François Audouze propose une réflexion intéressante sur la gestion des caves et la politique des cartes à vins dans les restaurants.
Les 10% de rendement annuel, c’est, en effet, un excellent placement! Au delà de 20%, cela devient astronomique. Attention, ça sent la bulle ou l’affaire Maddoff, ce n’est pas durable sur le long terme. D’u autre côté, avoir des stocks qui roulent sur 15 ans, cela prend de la place et nécessite du travail : sélection en amont, suivi… Il peut y avoir du rebut, avec des vins qui vieillissent mal ou qui bouchonnent.
Pour un restaurant d’une trentaine de couverts, ouvert midi et soir en semaine, ainsi que samedi soir, on peut prendre l’hypothèse suivante : une bouteille pour quatre couverts servis à midi, une bouteille pour deux couverts le soir. En supposant que le taux de remplissage moyen est de 60% à midi et 80% le soir, on arrive à (0.6*5*30/4)+(0.8*6*30/2)=94,5 bouteilles. En suposant qu’une bouteille sur 20 est perdue, cela fait une consommation arrondie à 100 bouteilles par semaine. Pour 48 semaines d’ouverture par an, on est à 4800 bouteilles. Sur quinze ans, cela fait la bagatelle de 72 000 bouteilles! On peut prendre comme hypothèse qu’il y a trois gammes de bouteilles, achetées initialement à des prix moyens de 5EUR (35%), 15EUR (35%) et 25EUR (30%). Cela ferait un prix moyen de 14,5EUR/ bouteille. Soit un investissement de près de 70kEUR/année. En supposant que des quantités similaires, à des prix identiques (je néglige le fait que certains millésimes se vendent plus chers que d’autres, ainsi que l’inflation) soient consommées/acquises tous les ans, et que les valeurs des stocks s’apprécient de 10%/an, la valeur d’une cave “pleine” (15 ans) serait de 2,2MEUR! Cela fait une jolie somme!
Autre problème : ces bouteilles, il faut les stocker : 4800 bouteilles=3600 litres. Si tout tenait dans une cuve, à la rigueur. D’après ce descriptif de cave à vins électrique, une bouteille prend en fait plus de 3L. En optimisant, on doit pouvoir descendre à 3L/ bouteille. Ce qui fait presque 15 m3! Sans compter l’espace pour permettre à un humain de circuler. Aller, on s’en sort avec un couloir de 1,8m de largeur sur 8 m de long, avec environ 2m de hauteur. Presque 15m2. Même à 600EUR/mois (prix d’un studio équivalent à Paris), la dépense n’est pas trop méchante, par rapport au reste.
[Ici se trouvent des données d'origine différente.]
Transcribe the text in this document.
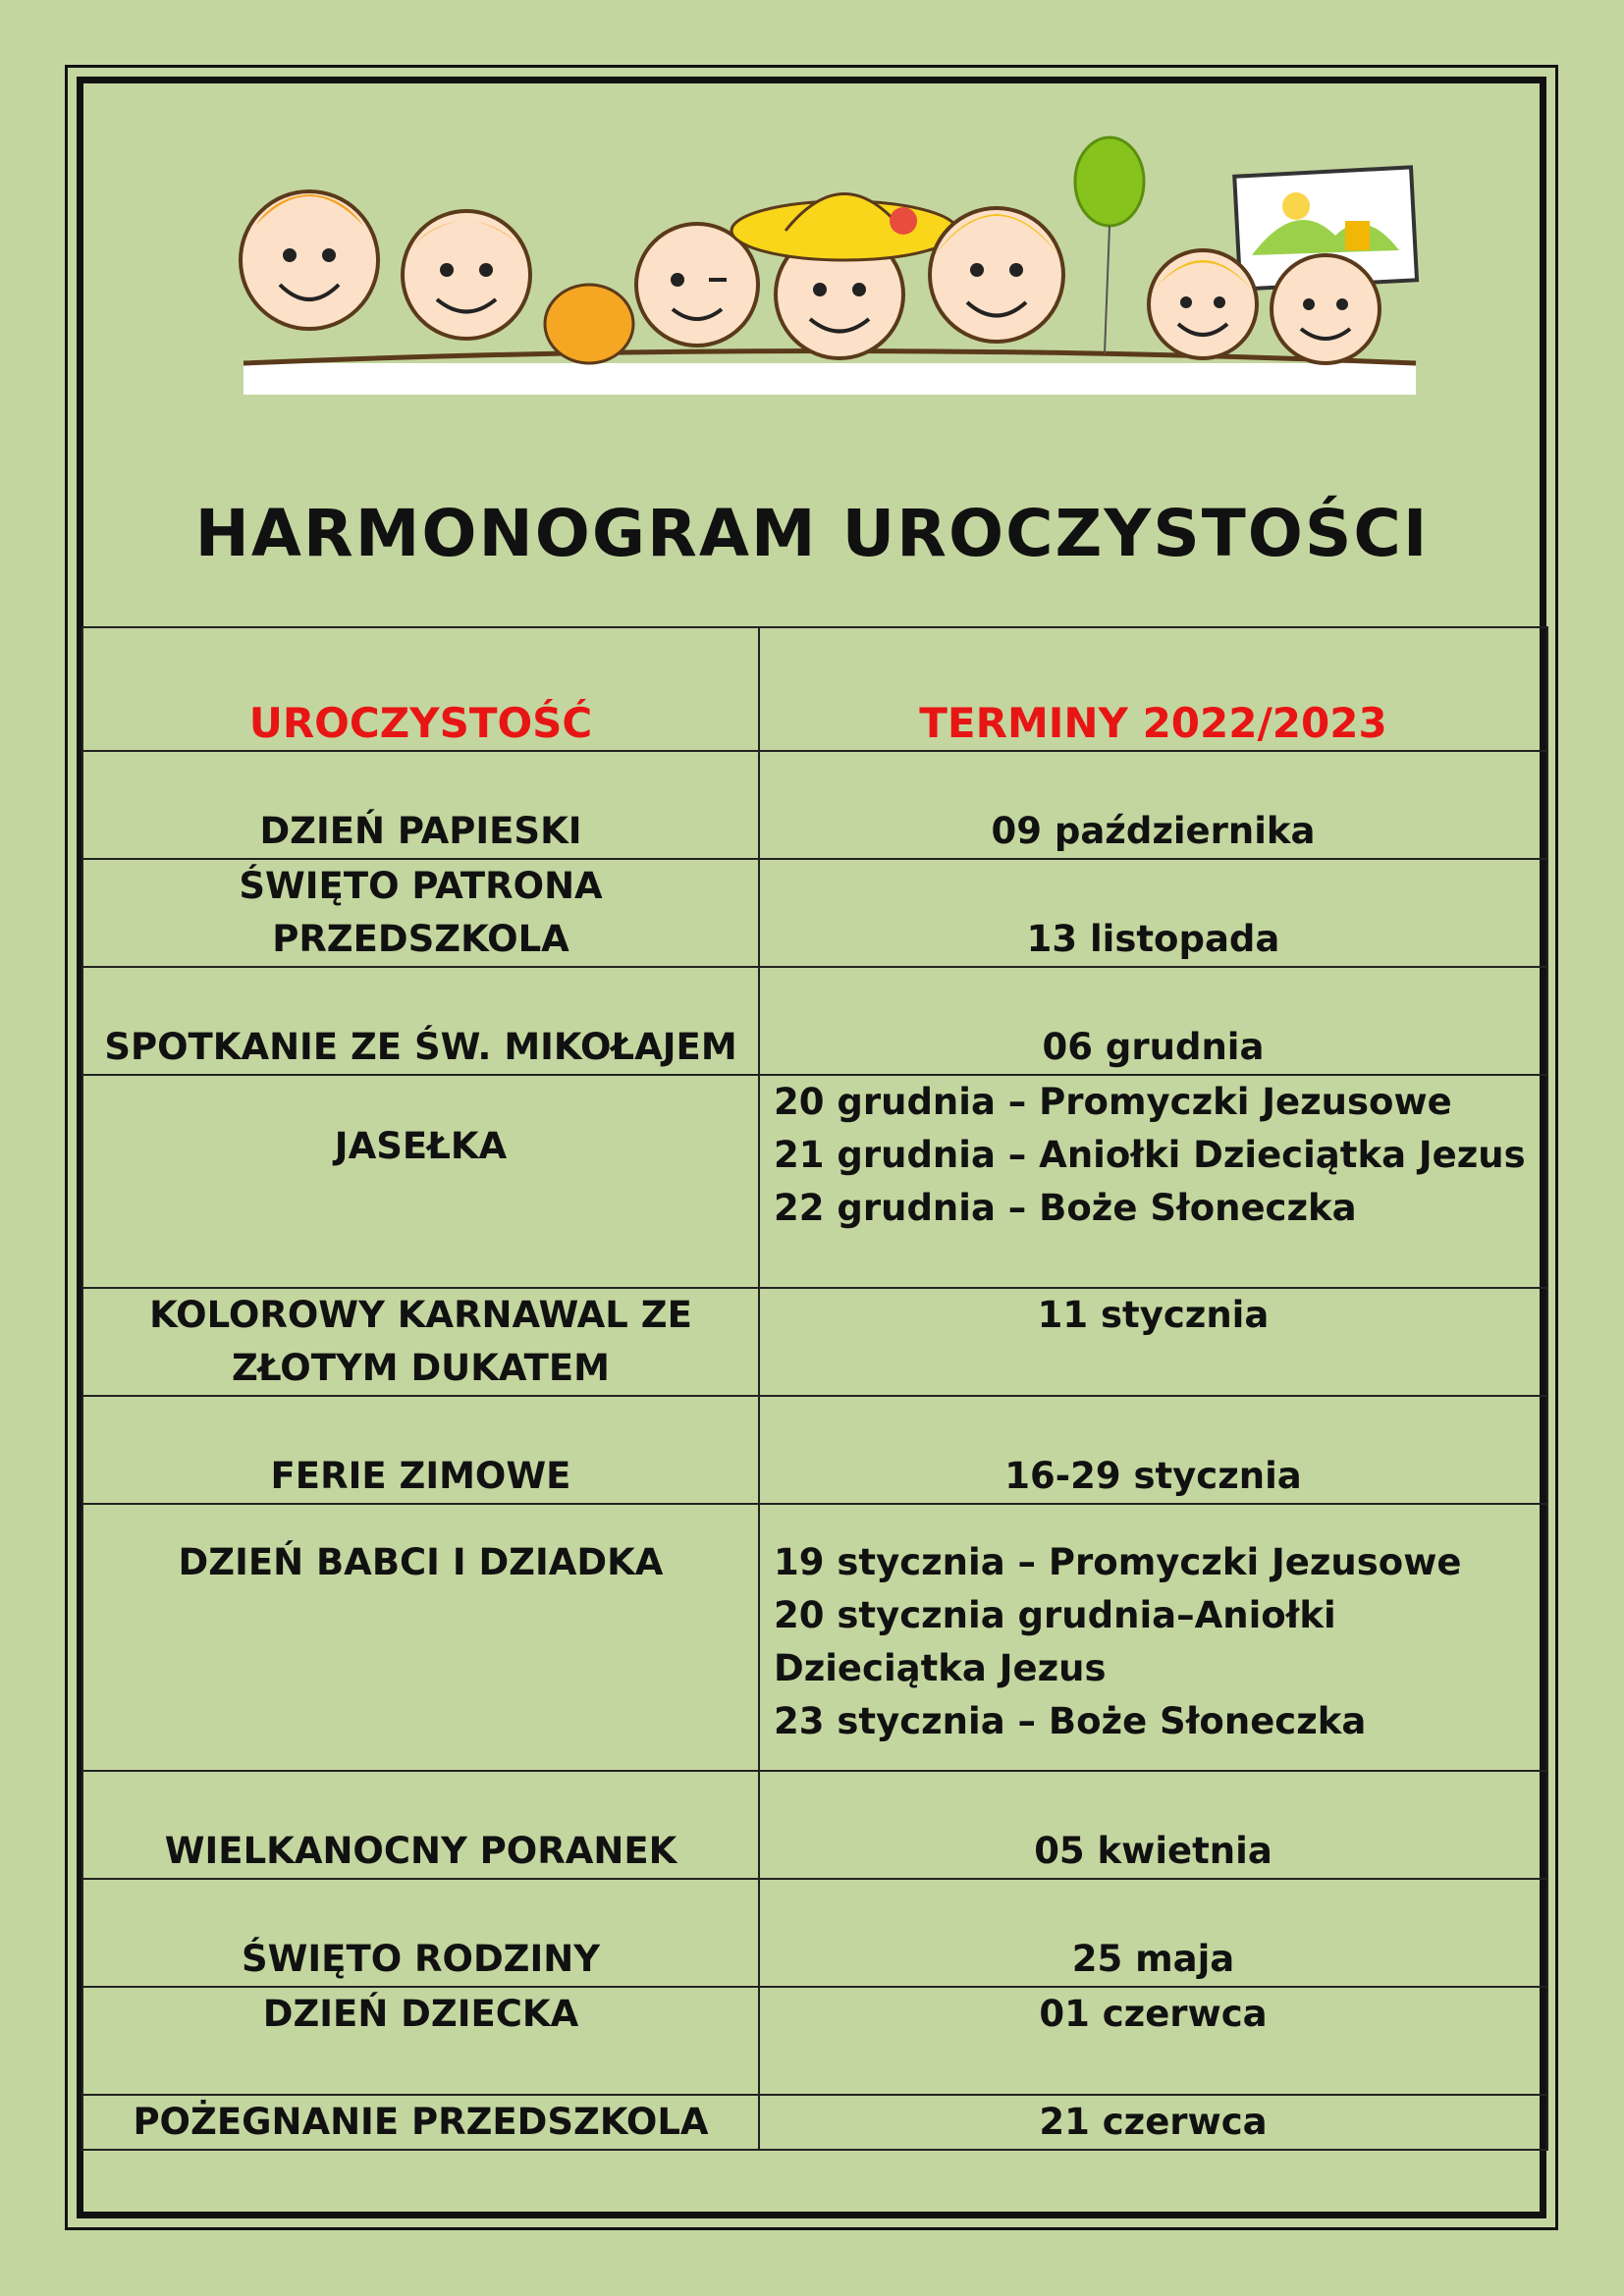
HARMONOGRAM UROCZYSTOŚCI
UROCZYSTOŚĆ	TERMINY 2022/2023
DZIEŃ PAPIESKI	09 października
ŚWIĘTO PATRONA PRZEDSZKOLA	13 listopada
SPOTKANIE ZE ŚW. MIKOŁAJEM	06 grudnia
JASEŁKA	20 grudnia – Promyczki Jezusowe
21 grudnia – Aniołki Dzieciątka Jezus
22 grudnia – Boże Słoneczka

KOLOROWY KARNAWAL ZE ZŁOTYM DUKATEM	11 stycznia
FERIE ZIMOWE	16-29 stycznia
DZIEŃ BABCI I DZIADKA	19 stycznia – Promyczki Jezusowe
20 stycznia grudnia–Aniołki Dzieciątka Jezus
23 stycznia – Boże Słoneczka

WIELKANOCNY PORANEK	05 kwietnia
ŚWIĘTO RODZINY	25 maja
DZIEŃ DZIECKA	01 czerwca
POŻEGNANIE PRZEDSZKOLA	21 czerwca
Il faudra aussi prévoir une bonne porte blindée (pour protéger toute cette richesse en liquide), un sommelier et pourquoi pas un système informatisé de gestion des stocks plus système de vidéosurveillance… La porte blindée, la vidéosurveillance, le système de gestion des stocks, cela fait un investissement inital, puis un coût de maintenance.
Le sommelier va bien coûter 40-50kEUR/an et alourdira sensiblement les charges (+60% par rapport au prix d’acquisition des bouteilles), mais, malgré cela, l’entité vins-sommelier reste largement bénéficiaire, si l’on suppose que l’on vend des vins achetés 15 ans plus tôt, avec +10% d’appréciation par an (300kEUR de ventes annuelles). Certes, la marge n’est plus de 200-300%, mais juste d’environ 100%. Une bonne bouteille de quinze ans d’âge serait vendue autour de 100EUR, une très bonne bouteille autour de 200EUR. Rien à voir avec les prix actuels!
Ah oui, et il faut surtout des années pour se constituer une telle cave. On comprend que peu de restaurateurs aient la possibilité de réaliser ce souhait. Pourtant, ce n’est pas impossible! Mais il faut voir plus loin que le bout de son nez, penser long terme et développement durable. En plus, une telle adresse aurait un avantage compétitif par rapport à ses concurrents, ce qui attirerait sans doute des clients malins et raisonnables.